一番、グサリときたのは「普遍的なことでクリエイションをしよう」という締めくくりの一文。まさに、これから行おうと考えていたことが書かれていました。

今日は午前中、商品部のみんなと根本的な商品の見直しをしていました。これは随分前から気になってきた「ただの家具雑貨店に見えてきたdの将来を考え直す」ということから、一度、扱っているものを見直そう、というもので、一つ一つ店頭の商品を見ながらみんなで議論するというものです。
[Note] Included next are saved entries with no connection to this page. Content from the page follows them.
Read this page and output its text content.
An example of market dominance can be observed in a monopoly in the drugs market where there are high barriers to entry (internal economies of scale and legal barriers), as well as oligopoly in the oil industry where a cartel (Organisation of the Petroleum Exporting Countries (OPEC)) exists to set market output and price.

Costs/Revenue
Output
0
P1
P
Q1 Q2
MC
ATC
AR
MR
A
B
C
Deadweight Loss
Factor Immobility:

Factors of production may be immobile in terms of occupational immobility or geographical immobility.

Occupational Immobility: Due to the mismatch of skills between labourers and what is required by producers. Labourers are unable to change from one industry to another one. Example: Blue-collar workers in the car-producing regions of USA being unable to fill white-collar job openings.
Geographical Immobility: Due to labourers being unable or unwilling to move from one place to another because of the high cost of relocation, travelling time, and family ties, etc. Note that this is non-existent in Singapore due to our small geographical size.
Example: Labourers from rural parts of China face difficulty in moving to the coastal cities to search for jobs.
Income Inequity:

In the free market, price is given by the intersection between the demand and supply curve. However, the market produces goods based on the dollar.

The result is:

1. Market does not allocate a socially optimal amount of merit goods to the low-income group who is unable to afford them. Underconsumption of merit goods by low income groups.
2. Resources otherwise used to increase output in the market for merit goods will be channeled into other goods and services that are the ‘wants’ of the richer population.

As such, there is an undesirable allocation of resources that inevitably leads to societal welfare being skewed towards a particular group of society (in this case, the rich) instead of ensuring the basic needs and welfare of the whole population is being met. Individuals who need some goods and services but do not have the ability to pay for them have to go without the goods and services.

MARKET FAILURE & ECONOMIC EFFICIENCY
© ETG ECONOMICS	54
今、売れているとか、自分たちが定め、Web上にも公開しているロングライフデザインの10か条に沿っているかということは置いておき、そもそも、この商品は取り扱いたいと本当に思っているのか、という観点と、dとして扱う必要があるのか、という観点からで、私たちの業界でよく言われる「売り飽きる」ということを意識しながら、「飽きたからやめる」ということにならないよう、しっかりと、そして、原点に戻ってみようということです。そんな時に、藤原さんと再会し、この決意書をまるで未来から遣いのように、差し出されたのでした。これはまさに運命的だと思いました。

僕らはロングライフデザインの定義を定め、それに沿ったお行儀のいい店、活動をしたかったわけではないのです。長くつづいている素晴らしいもの、コトの本質を見極め、学び、使い、未来に向けて新しくクリエイションしていく。

藤原さん、ありがとう、やっと気持ちが晴れました。もやもやしていたコトが吹っ切れました。さて、これからパートナー全店と話し合いながら、新たなスタートラインにみんなに立とうと決意しました。